Q: That sounds a little like causal game theory, or multi-agent influence diagrams. Are those part of this?

A: In fact, yes, so glad you asked. I think there’s a deep equivalence between multi-agent influence diagrams and ABM/computational economics which hasn’t been well explored. There are small notational differences that keep these communities from communicating. There are also a handful of substantively difficult theoretical issues that need to be settled with respect to, say, under what conditions a dynamic structure causal game can be solved using multi-agent reinforcement learning. These are cool problems, and I hope the thing I’m building implements good solutions to them.

Q: So, this is a framework for modeling dynamic Pearlian causal models, with multiple goal-directed agents, solving those models for agent strategy, and using those model econometrically?

A: Exactly.

Q: Does the thing you are building have any practical value? Or is it just more weird academic code?

A: I have high hopes that this thing I’m building could have a lot of practical value. Rigorous analysis of complex sociotechnical and economic systems remain hard problems. In finance, for example, as well as public policy, insurance, international relations, and other fields. I do hope what I’m building interfaces well with real data to help with significant decision-making. These are problems that Generative AI is quite bad at, I believe. I’m trying to build a strong, useful foundation for working with statistical models that include agents in them. This is more difficult than regression or even ‘transformer’-based learning from media, because the agents are solving optimization problems inside the model.

Q: What are the first applications you have in mind for this tool?

A: I’m motivated to build this because I think it’s needed to address questions in technology policy and design. This is the main subject of my NSF-funded research over the past several years. Here are some problems I’m actively working on which overlap with the scope of this tool:

• Integrating Differential Privacy and Contextual Integrity. I have a working paper with Rachel Cummings where we use Structural Causal Games (SCGs) to set up the parameter tuning of a differentially private system as a mechanism design problem. The tool I’m building will be great at representing structural causal games (SCG). With it, the theoretical technique can be used in practice.
• Understanding the Effects of Consumer Finance Policy. I’m working with an amazing team on a project modeling consumer lending and the effects of various consumer protection regulations. We are looking at anti-usury laws, nondiscrimination rules, forgiveness of negative information, the use of alternative data by fintech companies, and so on. This policy analysis involves comparing a number of different scenarios and looking for what regulations produce which results, robustly. I’m building a tool to solve this problem.
• AI Governance and Fiduciary Duties.

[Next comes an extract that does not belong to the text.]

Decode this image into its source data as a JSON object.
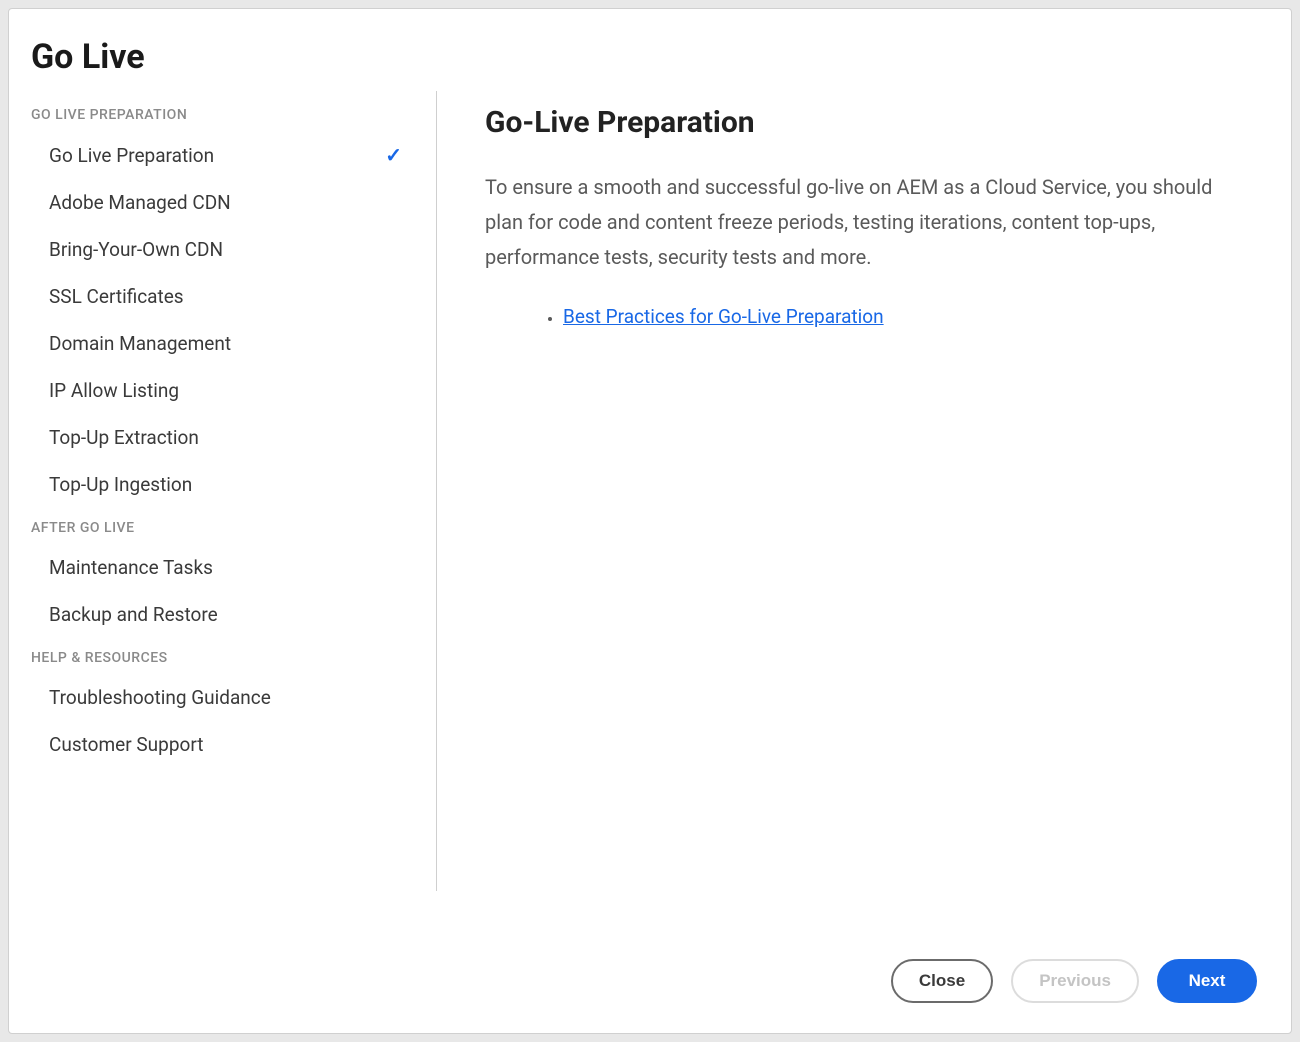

A lot of people have pointed out that effective AI governance requires an understanding of AI supply chains. AI services rely on complex data flows through multiple actors, which are often imperfectly aligned and incompletely contracted. They also depend on physical data centers and the consumption of energy. This raises many questions around liability and quality control that wind up ultimately being about institutional design rather than neural network architectures. I’m building a tool to help reason through these institution design questions. In other words, I’m building a new way to do threat modeling on AI supply chain ecosystems.

Q: Really?

A: Yes! I sometimes have a hard time wrapping my own head around what I’m doing, which is why I’ve written out this blog post. But I do feel very good about what I’m working on at the moment. I think it has a lot of potential.